HARLOW: Director Dickhead just asked to read my script. If I wasn’t on set, I would be playing the Rocky music right now and jogging around with my arms over my head.
TEDDY: That’s AMAZING! Do you know which one you’re going to give him?
HARLOW: I do. I’m seriously shaking right now. I can’t believe this is happening.
TEDDY: This calls for a celebration. Dinner at the fancy fish place tonight?
HARLOW: It’s a date, Teddy Bear.
I’m still grinning like a fool as I shove my phone back into my pocket and head over to talk to the sound guy about watching how low he drops the boom during the afternoon scenes and making sure everything is in order and ready to go for the next. An assistant director’s job is never done.
By the time the day is over, the pinch in my toes is a full-on throb, but that hasn’t done a damn thing to dampen my good mood. I see Teddy through the window of the restaurant as I walk up, already seated at a table with two glasses of wine, no doubt Pinot, since it’s my favorite.
On my way to the table, I spot a cute waiter with his hands full and consider bumping into him because if that’s not a classic meet-cute, I don’t know what is. But my shirt is too cute to ruin, plus it probably wouldn’t be as adorable and charming in real life for me to accidentally ruin an entire tray of food and possibly cost him some tips.
Teddy must catch my internal debate on the subject because as I reach the table, he’s shaking his head at me.
“I didn’t do it,” I point out before he can say anything.
“But you thought about it.”
I slide into my seat and pick up my glass of wine, taking a sip and sighing happily. “Last time I checked, Teddy Bear, thoughts are not against the law.”
Amusement and…something else passes through his expression before he takes a sip of his own wine. “No, thoughts aren’t against the law,” he agrees softly.
I don’t even bother opening my menu. I’ve been thinking about a celebratory lobster all day long. Considering how much ramen I’ve been eating so I can make sure my mom has money in her bank account, I think I’ve more than earned it.
“Dinner’s on me,” Teddy says, no doubt reading my thoughts because he’s Teddy, and as far as I can tell, there’s nothing he can’t do. Although, there are a few things I haven’t tested out yet, so I could be wrong. Speaking of which…
“Did you give the friends-with-benefits thing any thought?” I ask, and he snorts into his glass of wine.

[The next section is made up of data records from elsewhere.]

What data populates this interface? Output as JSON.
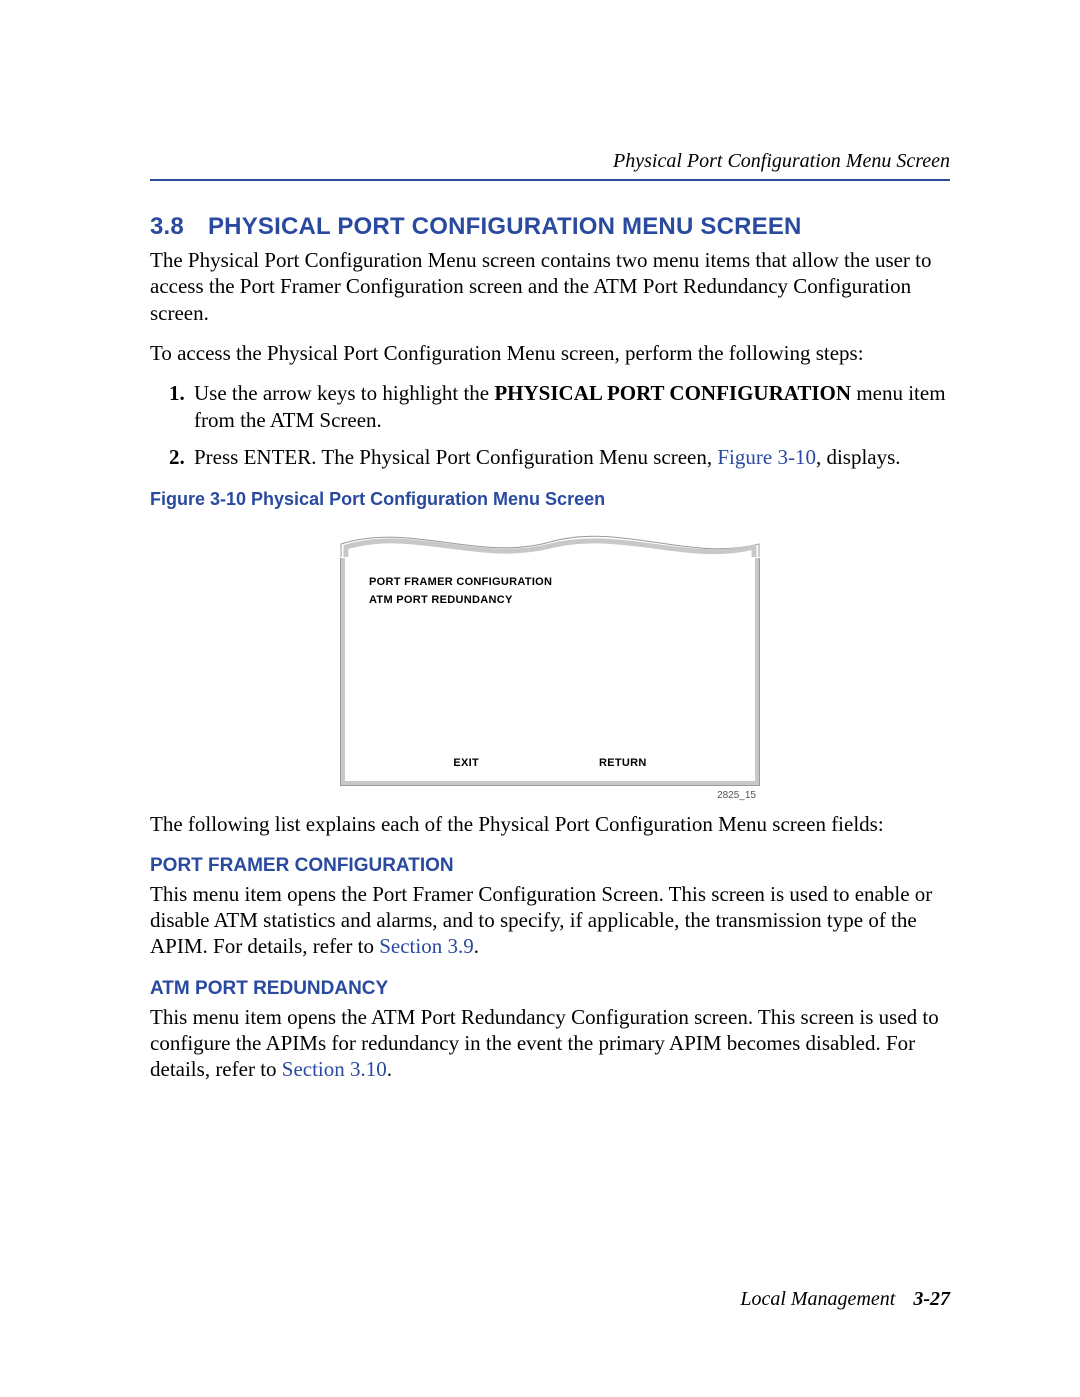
{
  "header": {
    "running_title": "Physical Port Configuration Menu Screen"
  },
  "section": {
    "number": "3.8",
    "title": "PHYSICAL PORT CONFIGURATION MENU SCREEN",
    "para1": "The Physical Port Configuration Menu screen contains two menu items that allow the user to access the Port Framer Configuration screen and the ATM Port Redundancy Configuration screen.",
    "para2": "To access the Physical Port Configuration Menu screen, perform the following steps:",
    "steps": {
      "s1_a": "Use the arrow keys to highlight the ",
      "s1_bold": "PHYSICAL PORT CONFIGURATION",
      "s1_b": " menu item from the ATM Screen.",
      "s2_a": "Press ENTER. The Physical Port Configuration Menu screen, ",
      "s2_link": "Figure 3-10",
      "s2_b": ", displays."
    },
    "figure": {
      "caption": "Figure 3-10    Physical Port Configuration Menu Screen",
      "menu_item1": "PORT FRAMER CONFIGURATION",
      "menu_item2": "ATM PORT REDUNDANCY",
      "footer_exit": "EXIT",
      "footer_return": "RETURN",
      "tag": "2825_15"
    },
    "after_figure": "The following list explains each of the Physical Port Configuration Menu screen fields:",
    "sub1": {
      "heading": "PORT FRAMER CONFIGURATION",
      "text_a": "This menu item opens the Port Framer Configuration Screen. This screen is used to enable or disable ATM statistics and alarms, and to specify, if applicable, the transmission type of the APIM. For details, refer to ",
      "link": "Section 3.9",
      "text_b": "."
    },
    "sub2": {
      "heading": "ATM PORT REDUNDANCY",
      "text_a": "This menu item opens the ATM Port Redundancy Configuration screen. This screen is used to configure the APIMs for redundancy in the event the primary APIM becomes disabled. For details, refer to ",
      "link": "Section 3.10",
      "text_b": "."
    }
  },
  "footer": {
    "doc_title": "Local Management",
    "page_no": "3-27"
  }
}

“That was a seamless transition.” He grabs a napkin and mops up his shirt.
“There was a train of thought involved,” I assure him with a smirk.

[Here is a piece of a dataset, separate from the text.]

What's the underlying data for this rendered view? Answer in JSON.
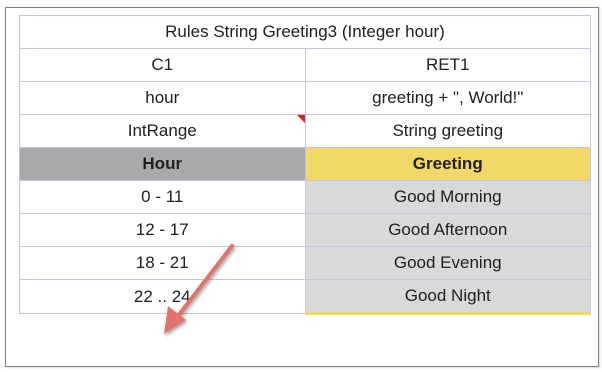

“I’m sure there was. And yes, I did give it some thought.” He picks up his own menu, holding it up high enough that I can’t see his face anymore.
With a little huff, I put my hand on his menu and push it down. “And?”
“And…if you’re sure that’s something you want to do, I’m cool with it.” He keeps his eyes fixed on the words in front of him, and his tone is the epitome of casual, but it almost looks like his cheeks turn a little pink behind his beard.
“Cool,” I say just as nonchalantly, grinning against the rim of my glass as I take another sip.
I don’t know why we didn’t think of this before. It makes perfect sense. It’s the ideal addition to our already perfect friendship. “And you’re not paying for my dinner. I’m about to become a fabulously successful director. I should be buying your dinner.”
He makes a low rumble in his throat that sounds like a growl. We both know that as soon as I get up to use the restroom, he’s going to slip the waiter his credit card so I never get the chance to pay, and then I’ll insist on at least leaving the tip so I don’t feel like a total leech. Marnie says we’re like an old married couple, whatever that means.